The National Transportation Safety Board has completed its initial review of a digital video recorder system recovered from the duck boat that capsized on a lake in Missouri earlier this month, killing 17 people.

In a statement issued on Friday, the NTSB said: "Recording media including an SD card and a removable hard drive from the vehicle's digital video recorder camera system were recovered by divers before the duck boat was salvaged."

The device captured feeds of video and audio from five angles, according to the NTSB. Four cameras were outward-facing and one was pointed inward. The agency noted the sound quality throughout the recording "varies widely," making it difficult to understand exactly what people are saying sometimes.

Once retrieved, the contents were sent to a lab in Washington, D.C., but the NTSB stressed it has not validated the recordings against local time and cannot yet offer an analysis of the information. "As such, no conclusions regarding the cause of the accident should be made from this preliminary information," the statement said.

The Ride The Ducks Branson boat was overturned by rough waves as a violent storm passed over Table Rock Lake on July 19. Seventeen of the 31 passengers and crew members aboard the vessel died.

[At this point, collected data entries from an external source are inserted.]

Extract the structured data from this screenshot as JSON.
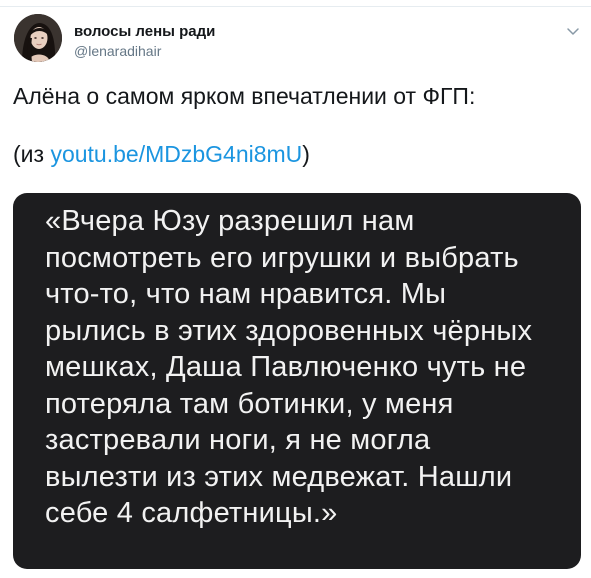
{
  "tweet": {
    "author_name": "волосы лены ради",
    "author_handle": "@lenaradihair",
    "text_line1": "Алёна о самом ярком впечатлении от ФГП:",
    "text_paren_open": "(из ",
    "link_text": "youtu.be/MDzbG4ni8mU",
    "text_paren_close": ")"
  },
  "media": {
    "quote_lines": [
      "«Вчера Юзу разрешил нам",
      "посмотреть его игрушки и выбрать",
      "что-то, что нам нравится. Мы",
      "рылись в этих здоровенных чёрных",
      "мешках, Даша Павлюченко чуть не",
      "потеряла там ботинки, у меня",
      "застревали ноги, я не могла",
      "вылезти из этих медвежат. Нашли",
      "себе 4 салфетницы.»"
    ]
  },
  "icons": {
    "avatar": "user-avatar",
    "menu": "chevron-down-icon"
  },
  "colors": {
    "link": "#1b95e0",
    "handle": "#657786",
    "media_bg": "#1d1d1f",
    "media_text": "#f2f2f2"
  }
}
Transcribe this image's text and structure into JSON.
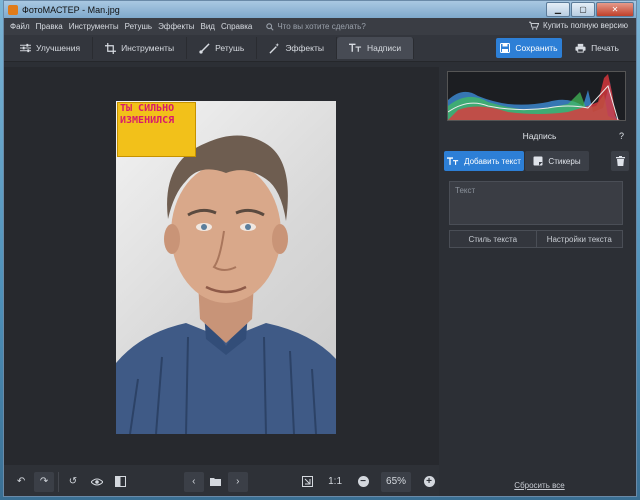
{
  "window": {
    "title": "ФотоМАСТЕР - Man.jpg"
  },
  "menu": {
    "items": [
      "Файл",
      "Правка",
      "Инструменты",
      "Ретушь",
      "Эффекты",
      "Вид",
      "Справка"
    ],
    "search_placeholder": "Что вы хотите сделать?",
    "buy_label": "Купить полную версию"
  },
  "toolbar": {
    "tabs": [
      {
        "label": "Улучшения",
        "icon": "sliders-icon"
      },
      {
        "label": "Инструменты",
        "icon": "crop-icon"
      },
      {
        "label": "Ретушь",
        "icon": "brush-icon"
      },
      {
        "label": "Эффекты",
        "icon": "magic-wand-icon"
      },
      {
        "label": "Надписи",
        "icon": "text-icon",
        "active": true
      }
    ],
    "save_label": "Сохранить",
    "print_label": "Печать"
  },
  "canvas": {
    "sticker_lines": [
      "ТЫ СИЛЬНО",
      "ИЗМЕНИЛСЯ"
    ]
  },
  "panel": {
    "title": "Надпись",
    "help": "?",
    "add_text_label": "Добавить текст",
    "stickers_label": "Стикеры",
    "text_placeholder": "Текст",
    "style_tab": "Стиль текста",
    "settings_tab": "Настройки текста",
    "reset_label": "Сбросить все"
  },
  "bottombar": {
    "ratio_label": "1:1",
    "zoom_level": "65%"
  },
  "colors": {
    "accent": "#2d7fd6",
    "sticker_bg": "#f2c11a",
    "sticker_text": "#d81b6b"
  }
}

The preliminary report indicates the boat's captain conducted a safety briefing that included "the location of emergency exits as well as the location of the life jackets" at 18:50 — approximately 10 minutes before "whitecaps rapidly appeared on the water and winds increased."

Three minutes later the captain made an call over a handheld radio, unintelligible on the recording. Within seconds, a bilge alarm went off and the captain appeared to shut it off. The captain then made a second unintelligible call over a handheld radio.

In the final minutes of the recording, "Water occasionally splashes inside the vehicle's passenger compartment," according to the report.

The video cuts out at 19:08:27 — just over 35 minutes after the duck boat left the terminal facility. At the time it was still on the surface of the water.

NTSB officials said investigators plan to begin verifying the collected data "and developing a detailed transcript of the sequence of events."